Maka perlu peran pemerintah (terkhusus pemerintah daerah) untuk mengatur regulasi
mengenai efek domino kenaikan BBM ini baik masalah kenaikan harga bahan pokok, harga
bensin enceran, harga angkutan umum dan transportasi lainnya, meningkatkan harga komiditi
(pala, cengkeh, kopra) sebagai hasil pertanian umum masyarakat Maluku Utara sebagai bentuk
stabilitas.
Dan sudah umum bahwa pemerintah pusat harus berani melakukan revitalisasi aset
nasional. Hentikan liberalisasi sektor perminyakan, politik luar negeri yang berpihak pada asing
(kapitalisme), memberantas penimbunan BBM dan penyalahgunaan BBM.

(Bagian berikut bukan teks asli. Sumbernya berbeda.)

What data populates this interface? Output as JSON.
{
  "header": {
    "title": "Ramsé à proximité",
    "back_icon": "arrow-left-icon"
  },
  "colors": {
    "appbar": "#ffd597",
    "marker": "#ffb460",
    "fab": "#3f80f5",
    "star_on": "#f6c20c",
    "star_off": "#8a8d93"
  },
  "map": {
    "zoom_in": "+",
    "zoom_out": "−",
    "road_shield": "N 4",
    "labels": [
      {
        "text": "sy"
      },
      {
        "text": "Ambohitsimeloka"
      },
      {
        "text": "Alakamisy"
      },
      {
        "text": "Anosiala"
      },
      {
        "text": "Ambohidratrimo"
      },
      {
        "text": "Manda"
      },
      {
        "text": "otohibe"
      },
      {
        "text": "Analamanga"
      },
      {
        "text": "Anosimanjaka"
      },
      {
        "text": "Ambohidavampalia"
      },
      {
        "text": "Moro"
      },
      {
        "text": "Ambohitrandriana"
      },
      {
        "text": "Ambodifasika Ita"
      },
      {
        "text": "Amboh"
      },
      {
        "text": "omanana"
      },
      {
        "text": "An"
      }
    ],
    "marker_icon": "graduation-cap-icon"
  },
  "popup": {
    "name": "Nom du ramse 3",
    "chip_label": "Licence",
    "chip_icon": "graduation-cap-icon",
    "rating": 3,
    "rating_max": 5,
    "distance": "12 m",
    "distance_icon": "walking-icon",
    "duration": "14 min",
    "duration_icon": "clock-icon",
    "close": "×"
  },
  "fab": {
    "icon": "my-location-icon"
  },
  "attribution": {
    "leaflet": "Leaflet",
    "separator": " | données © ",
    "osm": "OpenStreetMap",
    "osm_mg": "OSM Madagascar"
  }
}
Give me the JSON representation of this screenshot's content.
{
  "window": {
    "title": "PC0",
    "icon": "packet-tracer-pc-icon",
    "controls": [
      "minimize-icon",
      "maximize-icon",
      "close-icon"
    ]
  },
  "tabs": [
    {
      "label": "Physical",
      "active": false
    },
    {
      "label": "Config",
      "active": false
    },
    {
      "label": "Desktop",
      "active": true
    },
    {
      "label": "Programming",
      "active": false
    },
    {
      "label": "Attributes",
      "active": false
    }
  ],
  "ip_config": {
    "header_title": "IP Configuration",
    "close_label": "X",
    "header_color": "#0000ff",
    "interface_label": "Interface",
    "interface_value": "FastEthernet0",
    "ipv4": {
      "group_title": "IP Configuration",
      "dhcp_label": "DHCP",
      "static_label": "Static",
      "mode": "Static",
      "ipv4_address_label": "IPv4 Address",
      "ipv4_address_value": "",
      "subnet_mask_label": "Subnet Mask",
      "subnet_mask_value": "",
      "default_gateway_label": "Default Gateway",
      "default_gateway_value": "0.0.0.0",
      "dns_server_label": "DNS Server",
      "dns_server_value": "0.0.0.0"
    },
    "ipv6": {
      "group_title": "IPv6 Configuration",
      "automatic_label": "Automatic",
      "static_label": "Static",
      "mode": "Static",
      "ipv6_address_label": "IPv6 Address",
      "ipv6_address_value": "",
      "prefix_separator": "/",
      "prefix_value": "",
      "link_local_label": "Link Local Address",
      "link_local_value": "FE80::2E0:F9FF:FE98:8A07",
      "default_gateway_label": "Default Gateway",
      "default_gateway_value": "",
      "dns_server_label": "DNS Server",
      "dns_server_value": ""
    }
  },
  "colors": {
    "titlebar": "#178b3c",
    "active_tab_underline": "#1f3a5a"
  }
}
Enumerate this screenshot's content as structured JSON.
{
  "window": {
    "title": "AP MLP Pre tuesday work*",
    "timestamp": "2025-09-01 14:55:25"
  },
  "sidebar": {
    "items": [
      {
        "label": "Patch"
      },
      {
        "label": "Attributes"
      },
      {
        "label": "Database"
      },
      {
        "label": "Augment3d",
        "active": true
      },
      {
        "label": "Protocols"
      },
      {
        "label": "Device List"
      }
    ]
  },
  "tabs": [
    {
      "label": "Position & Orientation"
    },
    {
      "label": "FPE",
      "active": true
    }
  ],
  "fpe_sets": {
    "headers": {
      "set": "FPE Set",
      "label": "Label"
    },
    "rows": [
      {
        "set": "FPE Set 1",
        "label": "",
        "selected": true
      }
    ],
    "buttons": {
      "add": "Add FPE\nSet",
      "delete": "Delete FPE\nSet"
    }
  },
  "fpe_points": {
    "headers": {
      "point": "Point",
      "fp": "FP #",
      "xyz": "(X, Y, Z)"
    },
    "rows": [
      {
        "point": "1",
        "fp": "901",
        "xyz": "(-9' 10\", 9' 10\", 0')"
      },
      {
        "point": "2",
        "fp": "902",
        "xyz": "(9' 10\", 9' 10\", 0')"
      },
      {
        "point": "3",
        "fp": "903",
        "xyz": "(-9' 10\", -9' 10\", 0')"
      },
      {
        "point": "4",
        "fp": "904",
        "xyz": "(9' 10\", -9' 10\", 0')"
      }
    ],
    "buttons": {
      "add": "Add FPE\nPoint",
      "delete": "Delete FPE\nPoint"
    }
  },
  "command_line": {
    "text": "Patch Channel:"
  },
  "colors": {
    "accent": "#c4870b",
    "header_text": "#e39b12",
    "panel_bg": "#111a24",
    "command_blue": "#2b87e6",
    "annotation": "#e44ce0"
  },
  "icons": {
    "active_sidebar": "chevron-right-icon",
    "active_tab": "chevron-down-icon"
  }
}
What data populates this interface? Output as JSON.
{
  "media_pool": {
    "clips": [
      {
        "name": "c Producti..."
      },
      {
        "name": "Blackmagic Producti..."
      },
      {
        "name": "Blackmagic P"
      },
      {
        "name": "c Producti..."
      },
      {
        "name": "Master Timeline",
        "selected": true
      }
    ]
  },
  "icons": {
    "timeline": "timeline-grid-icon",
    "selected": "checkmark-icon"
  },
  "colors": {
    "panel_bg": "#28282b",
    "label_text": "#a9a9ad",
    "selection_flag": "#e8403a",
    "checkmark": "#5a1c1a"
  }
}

Kenaikan BBM juga berdampak pada efek sosial. Dapat kita lihat dengan banyaknya
gerakan mahasiswa melakukan aksi di seluruh Indonesia. Aksi mahasiswa juga dilakukan oleh
berbagai elemen gerakan mahasiswa di Maluku Utara sebagai bentuk gerakan sosial dan gerakan
ekstraparlementer. Gerakan mahasiswa ini juga turut menjadi benturan dengan pihak keamanan
(kepolisian). Dimana tugas kepolisian yang mengayomi masyarakat dalam keamanan tapi malah
menjadi benturan dengan gerakan mahasiswa. Bahkan aksi-aksi konfrotasi cukup ramai seperti di
Makkasar, Sulawesi Selatan. Ini salah satu efek sosialnya. Seharusnya pemerintah bertanggung
jawab mengenai ini.
Di sisi lain, padahal partai pengusung Joko Widodo, Partai Demokrasi Indonesia
Perjuangan (PDIP) adalah partai yang paling ‘ngotot’ menolak kenaikan harga BBM ketika pada
kepemimpinan SBY. Joko Widodo juga bersikap sama. Tapi kini Joko Widodo ketika berkuasa
bahkan sebelum dilantik sebagai presiden sudah menyatakan keinginan menaikkan harga BBM.
Anomali.
Distorsi. Pasar yang bebas nilai ini nyatanya memang terbukti efektif dalam
mengakumulasi keuntungan, tetapi tidak demikian halnya dalam meningkatkan kesejahteraan.
Demikian pemerintahan seharusnya lahir dari masyarakat, dan secara bersama-sama membangun
suatu lembaga yang bernama negara untuk membela kepentingan mereka bersama.